Il volume si apre con il reportage sul rapimento della cooperante italiana Rossella Urru in Algeria nel 2012, prosegue con il racconto di un anno di vita a Gaza, con la descrizione delle precarie condizioni della quotidianità nella striscia, e poi Israele e Beirut. Ma la vita in Medio Oriente è costantemente scandita dai conflitti, quello israelo-palestinese, la guerra in Siria, le violenze dell’Isis. Tutti questi teatri di guerra danno luogo a generazioni senza padri: il Medio Oriente è il luogo dove c’è un’alta presenza di orfani, bambini nati e cresciuti all’interno di crisi, che non conoscono altra vita se non quella scandita da bombe, spari, esplosioni. Un aspetto su cui non ci si sofferma molto ma che determina una geografia umana peculiare, con esigenze e bisogni diversi. Pur non essendo un volume che vuole proporre la situazione geopolitica dell’area di riferimento, non mancano alcuni interessanti passaggi sull’argomento. Al riguardo è interessante la frase riportata dall’autrice e pronunciata nel 1919 dal Primo Ministro della Gran Bretagna, Lloyd George il quale dice «Ah l’Iraq…lì c’è il petrolio, dobbiamo avere il controllo sull’Iraq; Gerusalemme, la Terra Santa, dobbiamo mantenere il controllo sulla Terra Santa; in Siria, cosa c’è lì? Nulla, datelo alla Francia». Una frase che la dice lunga su come l’Occidente abbia pesantemente influenzato i destini di queste terre e dei popoli che le abitano.

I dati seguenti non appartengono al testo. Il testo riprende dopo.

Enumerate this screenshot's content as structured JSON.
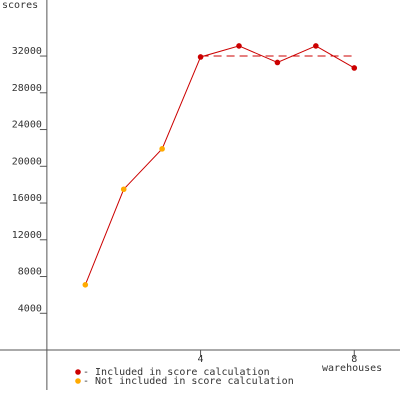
{
  "chart_data": {
    "type": "line",
    "y_label": "scores",
    "x_label": "warehouses",
    "x": [
      1,
      2,
      3,
      4,
      5,
      6,
      7,
      8
    ],
    "values": [
      7100,
      17500,
      21900,
      31900,
      33100,
      31300,
      33100,
      30700
    ],
    "line_color": "#cc0000",
    "point_colors": [
      "#ffaa00",
      "#ffaa00",
      "#ffaa00",
      "#cc0000",
      "#cc0000",
      "#cc0000",
      "#cc0000",
      "#cc0000"
    ],
    "score_line": {
      "value": 32000,
      "from": 4,
      "to": 8,
      "color": "#cc0000"
    },
    "legend": [
      {
        "label": "- Included in score calculation",
        "color": "#cc0000"
      },
      {
        "label": "- Not included in score calculation",
        "color": "#ffaa00"
      }
    ],
    "xlim": [
      -1.22,
      9.19
    ],
    "xticks": [
      4,
      8
    ],
    "ylim": [
      -4350,
      38100
    ],
    "yticks": [
      4000,
      8000,
      12000,
      16000,
      20000,
      24000,
      28000,
      32000
    ]
  }
}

Nel capitolo dedicato a Gerusalemme appare emblematica la riflessione dell’autrice “Ogni popolo è convinto della sua verità che si è sedimentata in un secolo di sangue e guerre, in un dialogo tra sordi. Si potrebbe dire che entrambi i popoli sono prigionieri delle loro verità che contribuiscono a impedire una soluzione al conflitto”. E infatti “nulla è come sembra in Terra Santa”.Interviste a capi politici di Hezbollah, a politici libanesi e ai protagonisti delle offensive contro lo Stato Islamico disegnano i dettagli della vita di una giornalista freelance in questo angolo di mondo così tormentato. La Pellegrini-Bettoli ci racconta anche la straordinaria esperienza di due sorelle libanesi, assistenti sociali che frequentano sistematicamente il carcere di Roumieh (il più grande di Beirut) per parlare con i detenuti jihadisti ed estremisti, nel tentativo di deradicalizzarli. Le due donne sono riuscite a conquistare la fiducia di molti di questi detenuti che con il tempo si sono aperti e hanno iniziato a parlare del loro percorso e, forse, a superare la radicalizzazione. “Gli ricordiamo le loro sorelle o le loro madri, la vita prima che abbracciassero un movimento estremista, e questo fattore può rappresentare uno degli slipping points, ossia uno dei momenti nei quali un jihadista decide di fidarsi e affidarsi a noi”.

Un libro interessante perché offre nuove prospettive e nuove visuali nel panorama medio orientale, ponendo l’accento sia sulla quotidianità delle popolazioni sia sull’attività giornalistica, laddove raccontare la complessità non può e non deve indulgere nelle semplificazioni e nei luoghi comuni. Un compito difficile che l’autrice ha dimostrato di saper svolgere, con consapevolezza e con il giusto mix di spregiudicatezza e cautela.

Gaja Pellegini-Bettoli è una giornalista freelance, ha lavorato per le Nazioni Unite a Gaza come addetto stampa e presso il Parlamento Europeo e la Commissione a Bruxelles.